Thanks for your help
EDIT:
I now have this query but I don't know about the efficiency and I need to test it for correctness:
SELECT lowerImages.image_id AS lower_image,
max(higherImages.image_id) AS higher_image
FROM global_rank AS lowerImages, global_rank AS higherImages
WHERE lowerImages.rank < higherImages.rank
AND 1 NOT IN (select 1 from ranked_up where
lowerImages.image_id = ranked_up.image_id
AND ranked_up.user_id = $user_id
AND ranked_up.created_at > DATE_SUB(NOW(), INTERVAL 1 DAY))
AND 1 NOT IN (
SELECT 1 from matchups where user_id = $userId
AND lower_image_id = lowerImages.image_id
AND higher_image_id = higherImages.image_id
UNION
SELECT 1 from matchups where user_id = $user_id
AND lower_image_id = higherImages.image_id
AND higher_image_id = lowerImages.image_id
)
GROUP BY 1
the "not in" statements I'm using are all indexed so they should run fast. The efficiency problem I have is the group by and selection of the global_rank tables
This question is a revision of Pretty Complex SQL Query, which should no longer be answered.
select
(
select image_id, rank from
rankedup inner join globalRank
on rankedup.image_id = globalRank .image_id
where user_id = XXX
limit 1, 1
) as highest,
(
select image_id, rank from
rankedup inner join globalRank
on rankedup.image_id = globalRank .image_id
where user_id = XXX
limit 2, 1
) as secondhighest
I normally use SQL Server, but this i think is the translation for mysql :)
This should do the trick:
SELECT lowerImages.*, higherImages.*
FROM globalrank AS lowerImages, globalrank AS higherImages
WHERE lowerImages.rank < higherImages.rank
AND lowerImages.image_id = (
SELECT image_id
FROM (
SELECT image_id
FROM globalrank
WHERE rank < higherImages.rank
ORDER BY rank DESC
LIMIT 1,1
) AS tmp
)
AND NOT EXISTS (
SELECT * FROM matchups
WHERE user_id = $user_id
AND ((image_id1 = lowerImages.image_id AND image_id2 = higherImages.image_id)

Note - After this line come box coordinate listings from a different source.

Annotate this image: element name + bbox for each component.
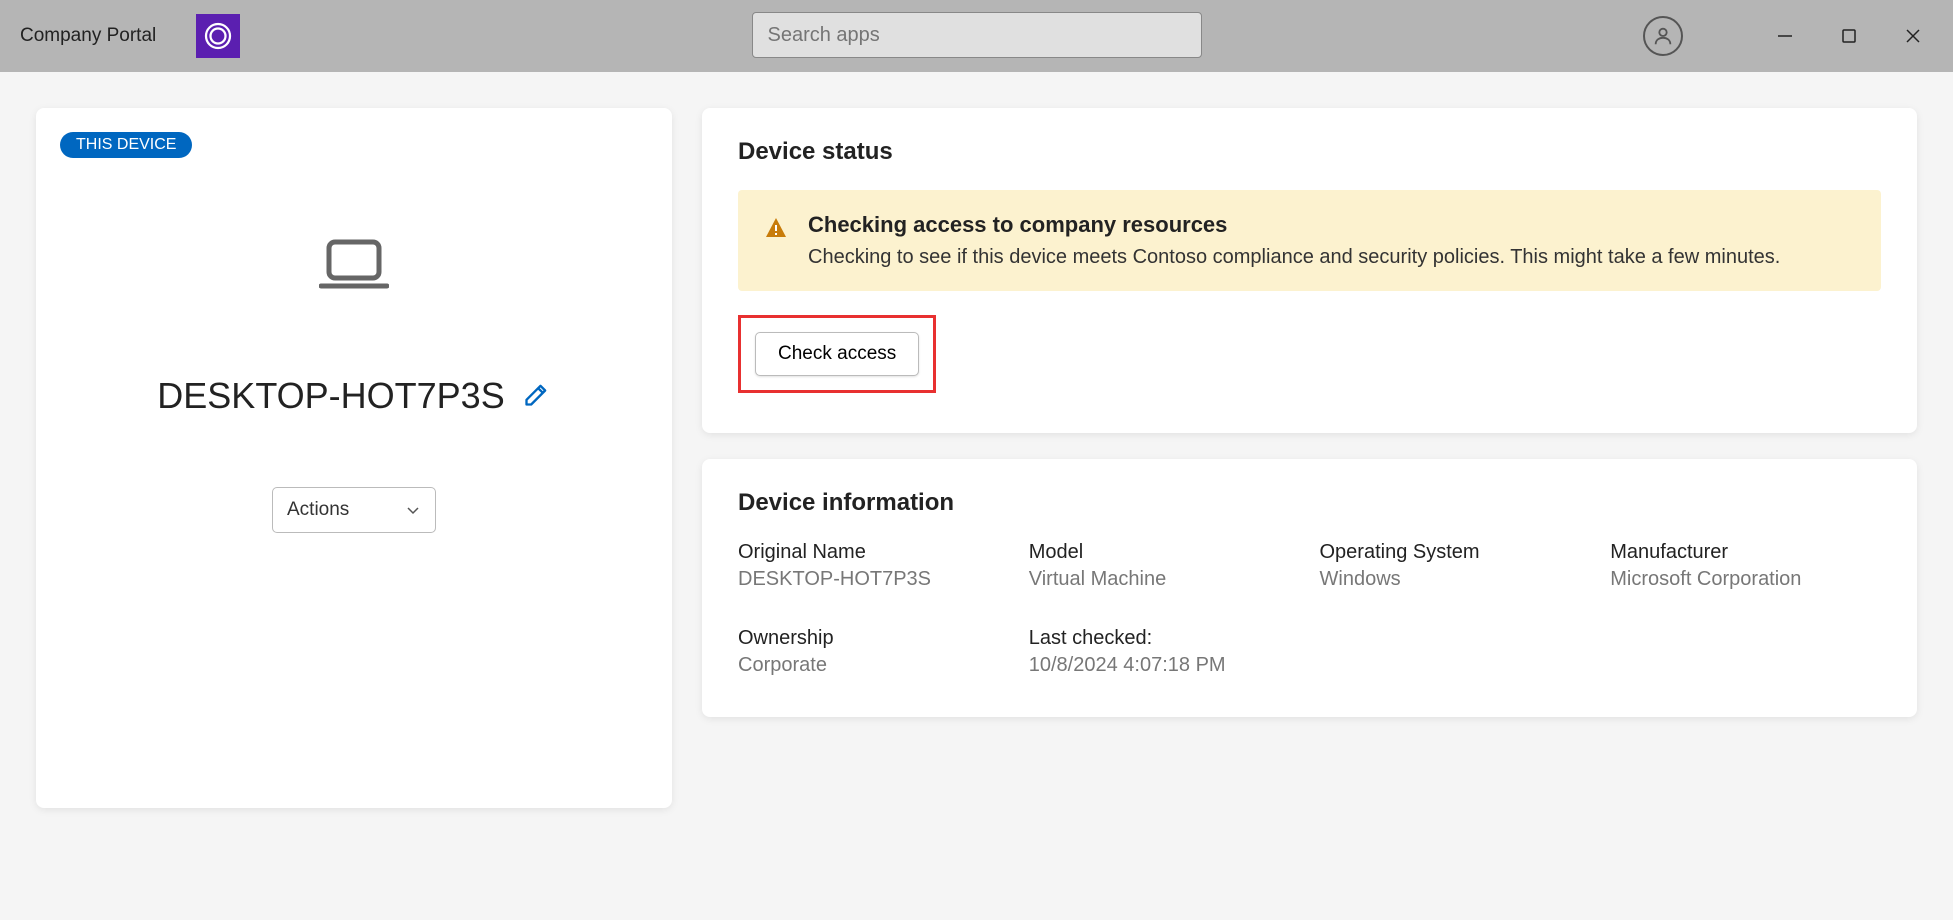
info-label: Ownership <box>738 627 1009 650</box>
person-icon <box>1652 25 1674 47</box>
close-icon <box>1905 28 1921 44</box>
titlebar-right <box>1643 0 1953 72</box>
edit-name-button[interactable] <box>523 380 551 413</box>
info-value: Virtual Machine <box>1029 568 1300 591</box>
warning-icon <box>764 216 788 245</box>
maximize-button[interactable] <box>1837 24 1861 48</box>
titlebar: Company Portal <box>0 0 1953 72</box>
info-item-original-name: Original Name DESKTOP-HOT7P3S <box>738 541 1009 591</box>
avatar-button[interactable] <box>1643 16 1683 56</box>
info-item-manufacturer: Manufacturer Microsoft Corporation <box>1610 541 1881 591</box>
search-input[interactable] <box>752 12 1202 58</box>
info-label: Original Name <box>738 541 1009 564</box>
laptop-icon <box>319 238 389 295</box>
maximize-icon <box>1841 28 1857 44</box>
device-info-card: Device information Original Name DESKTOP… <box>702 459 1917 717</box>
banner-desc: Checking to see if this device meets Con… <box>808 246 1780 269</box>
info-item-ownership: Ownership Corporate <box>738 627 1009 677</box>
info-value: Windows <box>1320 568 1591 591</box>
banner-title: Checking access to company resources <box>808 212 1780 238</box>
device-status-title: Device status <box>738 138 1881 166</box>
banner-text: Checking access to company resources Che… <box>808 212 1780 269</box>
pencil-icon <box>523 380 551 408</box>
minimize-button[interactable] <box>1773 24 1797 48</box>
window-controls <box>1773 24 1953 48</box>
info-item-os: Operating System Windows <box>1320 541 1591 591</box>
info-value: Microsoft Corporation <box>1610 568 1881 591</box>
info-label: Last checked: <box>1029 627 1300 650</box>
info-value: 10/8/2024 4:07:18 PM <box>1029 654 1300 677</box>
device-info-title: Device information <box>738 489 1881 517</box>
device-name-row: DESKTOP-HOT7P3S <box>157 375 550 417</box>
check-access-highlight: Check access <box>738 315 936 393</box>
device-name: DESKTOP-HOT7P3S <box>157 375 504 417</box>
info-label: Manufacturer <box>1610 541 1881 564</box>
chevron-down-icon <box>405 502 421 518</box>
actions-dropdown[interactable]: Actions <box>272 487 436 533</box>
info-value: DESKTOP-HOT7P3S <box>738 568 1009 591</box>
minimize-icon <box>1777 28 1793 44</box>
info-label: Model <box>1029 541 1300 564</box>
content: THIS DEVICE DESKTOP-HOT7P3S Actions <box>0 72 1953 808</box>
device-status-card: Device status Checking access to company… <box>702 108 1917 433</box>
actions-label: Actions <box>287 499 349 521</box>
info-grid: Original Name DESKTOP-HOT7P3S Model Virt… <box>738 541 1881 677</box>
right-column: Device status Checking access to company… <box>702 108 1917 808</box>
close-button[interactable] <box>1901 24 1925 48</box>
device-card: THIS DEVICE DESKTOP-HOT7P3S Actions <box>36 108 672 808</box>
this-device-badge: THIS DEVICE <box>60 132 192 158</box>
info-item-last-checked: Last checked: 10/8/2024 4:07:18 PM <box>1029 627 1300 677</box>
company-portal-logo-icon <box>203 21 233 51</box>
app-title: Company Portal <box>20 25 156 47</box>
search-container <box>752 12 1202 58</box>
check-access-button[interactable]: Check access <box>755 332 919 376</box>
app-logo <box>196 14 240 58</box>
info-label: Operating System <box>1320 541 1591 564</box>
info-value: Corporate <box>738 654 1009 677</box>
info-item-model: Model Virtual Machine <box>1029 541 1300 591</box>
status-banner: Checking access to company resources Che… <box>738 190 1881 291</box>
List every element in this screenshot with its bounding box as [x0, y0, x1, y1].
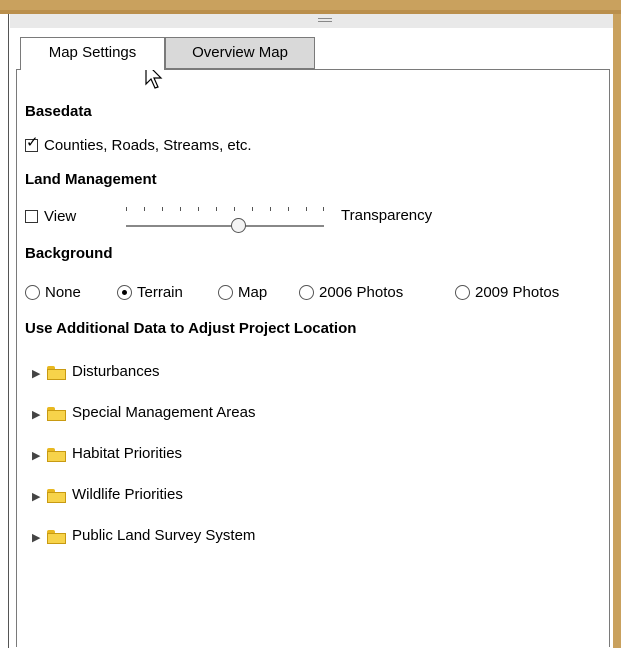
transparency-slider-track[interactable] [126, 225, 324, 227]
folder-icon [47, 530, 66, 544]
radio-map[interactable] [218, 285, 233, 300]
transparency-slider-ticks [126, 207, 324, 213]
radio-terrain[interactable] [117, 285, 132, 300]
folder-icon [47, 407, 66, 421]
radio-none-label: None [45, 284, 81, 301]
radio-2009-photos-label: 2009 Photos [475, 284, 560, 301]
additional-data-heading: Use Additional Data to Adjust Project Lo… [25, 320, 357, 337]
view-checkbox[interactable] [25, 210, 38, 223]
tree-item-label: Public Land Survey System [72, 527, 256, 544]
transparency-label: Transparency [341, 207, 433, 224]
basedata-checkbox[interactable]: ✓ [25, 135, 39, 152]
radio-terrain-label: Terrain [137, 284, 183, 301]
checkmark-icon: ✓ [26, 134, 39, 151]
radio-2006-photos[interactable] [299, 285, 314, 300]
basedata-checkbox-label: Counties, Roads, Streams, etc. [44, 137, 252, 154]
right-triangle-icon[interactable]: ▶ [32, 531, 40, 544]
right-triangle-icon[interactable]: ▶ [32, 449, 40, 462]
right-triangle-icon[interactable]: ▶ [32, 367, 40, 380]
transparency-slider-handle[interactable] [231, 218, 246, 233]
window-top-bar [0, 0, 621, 14]
tree-item-label: Habitat Priorities [72, 445, 183, 462]
basedata-heading: Basedata [25, 103, 92, 120]
background-heading: Background [25, 245, 113, 262]
tab-map-settings[interactable]: Map Settings [20, 37, 165, 70]
left-border [0, 14, 9, 648]
folder-icon [47, 448, 66, 462]
folder-icon [47, 489, 66, 503]
panel-splitter[interactable] [10, 14, 613, 28]
tree-item-label: Disturbances [72, 363, 160, 380]
land-management-heading: Land Management [25, 171, 157, 188]
radio-none[interactable] [25, 285, 40, 300]
radio-2006-photos-label: 2006 Photos [319, 284, 404, 301]
tree-item-label: Wildlife Priorities [72, 486, 183, 503]
view-label: View [44, 208, 77, 225]
radio-selected-dot [122, 290, 127, 295]
radio-2009-photos[interactable] [455, 285, 470, 300]
tree-item-label: Special Management Areas [72, 404, 256, 421]
right-triangle-icon[interactable]: ▶ [32, 490, 40, 503]
tab-overview-map[interactable]: Overview Map [165, 37, 315, 69]
map-settings-panel [16, 69, 610, 647]
right-border [613, 14, 621, 648]
folder-icon [47, 366, 66, 380]
radio-map-label: Map [238, 284, 268, 301]
right-triangle-icon[interactable]: ▶ [32, 408, 40, 421]
splitter-grip-icon[interactable] [318, 18, 332, 19]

OR (image_id2 = lowerImages.image_id AND image_id1 = higherImages.image_id))
)
AND higherImages.image_id NOT IN (
SELECT image_id FROM rankedup
WHERE created_at < DATE_ADD(NOW(), INTERVAL 1 DAY)
AND USER_ID <> $user_id
)
ORDER BY higherImages.rank
I'm assuming the PKs of matchups and rankedup include all columns in those tables. This would allow the second 2 sub-queries to utilize the PK indexes. You would probably want an ordered index on globalrank.rank to speed up the first sub-query.